Le tagalog est la langue la plus parlée aux Philippines et principalement à Manille. Avant de partir, quelques bases sont nécessaires !Minimum vital
Se mettre en ronde (pour un tps d’échange) : bilog (c’est presque blog)
Séjour aux Philippines du 24 mai au 21 août 2006 au sein de la fondation Virlanie.
Sylvain Baudoin
Cologne, Allemagne
Le tagalog est la langue la plus parlée aux Philippines et principalement à Manille. Avant de partir, quelques bases sont nécessaires !
Voila, je vous montre ce qu'est le (ou la ?) Jeepney. C'est le moyen le plus efficace et moins cher pour se deplacer dans Manille. C'est tres bruyant et le nez dans les pots d'echappement des voitures, du delice !
Apres le "bilog" et la priere de vendredi soir, John-John a bien voulu m'ecrire le "Notre Pere" en tagalog, afin que je puisse le reciter avec eux la prochaine fois. Sur la photo, il est sur le capot d'une voiture de Virlanie et il ecrit cela tres minutieusement !
"Kuya Steban", c'est comme cela que les enfants de "Caress Home" m'appellent : je fais partie de la maison maintenant ! Ce matin, ils sont partis en "outing" a Batangas pour 3 jours. Batangas est la province sud de Luzon, l'ile sur laquelle est Manille. Ils peuvent ainsi voir autre chose que les rues dans lesquelles ils ont grandi.
Adrien, Benoit, Aurelie et moi avons enchaine sur la visite d'Intramuros, le vieux Manille, non loin du RAC. La curiosite nous a pousses a franchir les portes d'un mall, grande galerie commercante sur plusieurs etages et avec air conditionne. Les personnes que nous y croisons ne sont pas celles que nous venons de voir dans les rues...
Au sud d'Intramuros, c'est Rizal Park (tiens encore lui !), lieu de verdure (pas vraiment de calme) apprecie des Philippins. Il s'etend jusqu'a la baie de Manille. La aussi, ce pourrait etre un lieu romantique... mais des ordures en tout genre recouvrent litteralement la plage.
Aujourd'hui, le cimetiere chinois nous a ravis avec ses veritables maisons pour ses morts.
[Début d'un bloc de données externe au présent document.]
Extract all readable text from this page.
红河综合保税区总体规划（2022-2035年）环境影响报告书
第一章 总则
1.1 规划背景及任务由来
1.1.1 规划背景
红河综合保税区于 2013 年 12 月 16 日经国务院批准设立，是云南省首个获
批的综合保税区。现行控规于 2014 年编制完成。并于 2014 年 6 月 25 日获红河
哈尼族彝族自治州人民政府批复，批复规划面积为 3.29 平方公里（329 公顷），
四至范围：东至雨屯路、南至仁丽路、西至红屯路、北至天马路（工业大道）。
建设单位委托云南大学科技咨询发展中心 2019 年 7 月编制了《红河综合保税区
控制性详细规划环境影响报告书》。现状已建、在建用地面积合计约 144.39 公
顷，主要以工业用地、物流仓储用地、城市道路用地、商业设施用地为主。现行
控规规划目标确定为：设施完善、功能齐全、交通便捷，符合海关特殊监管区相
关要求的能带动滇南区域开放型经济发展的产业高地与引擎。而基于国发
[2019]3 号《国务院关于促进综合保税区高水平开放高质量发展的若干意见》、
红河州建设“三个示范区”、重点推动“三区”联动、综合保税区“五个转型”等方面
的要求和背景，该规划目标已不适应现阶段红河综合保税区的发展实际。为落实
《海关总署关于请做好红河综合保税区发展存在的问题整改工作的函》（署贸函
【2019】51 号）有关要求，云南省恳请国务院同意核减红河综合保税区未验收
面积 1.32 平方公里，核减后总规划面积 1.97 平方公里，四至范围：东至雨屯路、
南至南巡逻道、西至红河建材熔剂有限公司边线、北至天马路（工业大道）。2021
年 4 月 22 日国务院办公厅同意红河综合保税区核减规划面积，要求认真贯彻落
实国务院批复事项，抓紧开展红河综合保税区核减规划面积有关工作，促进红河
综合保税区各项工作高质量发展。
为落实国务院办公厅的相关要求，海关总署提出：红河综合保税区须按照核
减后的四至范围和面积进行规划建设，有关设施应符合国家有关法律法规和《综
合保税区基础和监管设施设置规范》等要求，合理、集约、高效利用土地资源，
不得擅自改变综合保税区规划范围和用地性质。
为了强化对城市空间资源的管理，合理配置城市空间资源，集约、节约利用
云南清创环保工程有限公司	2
Chaque samedi soir, les familles se retrouvent pour manger et festoyer sur la tombe de leurs aieux !
Juste cette image des enfants des rues de Manille qui rayonnent de joie ! Derniers sourires avant de partir a la ferme de Balayan dans la province de Batangas.
Taxi, Van puis Jeepney, ce sont les etapes obligatoires pour arriver a la ferme. Paysages magnifiques jusqu'a Balayan, petit apercu du lac Taal, et arrivee a Balayan ou tous les conducteurs de tricycles nous abordent : "Tricycle". Remarquons que nous sommes charges comme des mulets, j'ai du mal a croire qu'on puisse charger autant d'affaires sur une moto et son sitcar... Finalement, nous choisissons le Jeepney. Aurelie et moi sommes devisages comme des betes curieuses. Un blanc dans la region, ce ne doit pas etre tres courant. Mais ils nous sourient, et cela nous rassure. On s'agite beaucoup pour nous. Les valises sont dans les pieds de tous les passagers du Jeepney. Les autochtones trouvent cela plutot amusant et ils jouent avec les poignees... comme les enfants de Virlanie faisaient a notre depart de Manille ! Et nous sommes laches au milieu de nulle part. Ah, nous sommes arrives !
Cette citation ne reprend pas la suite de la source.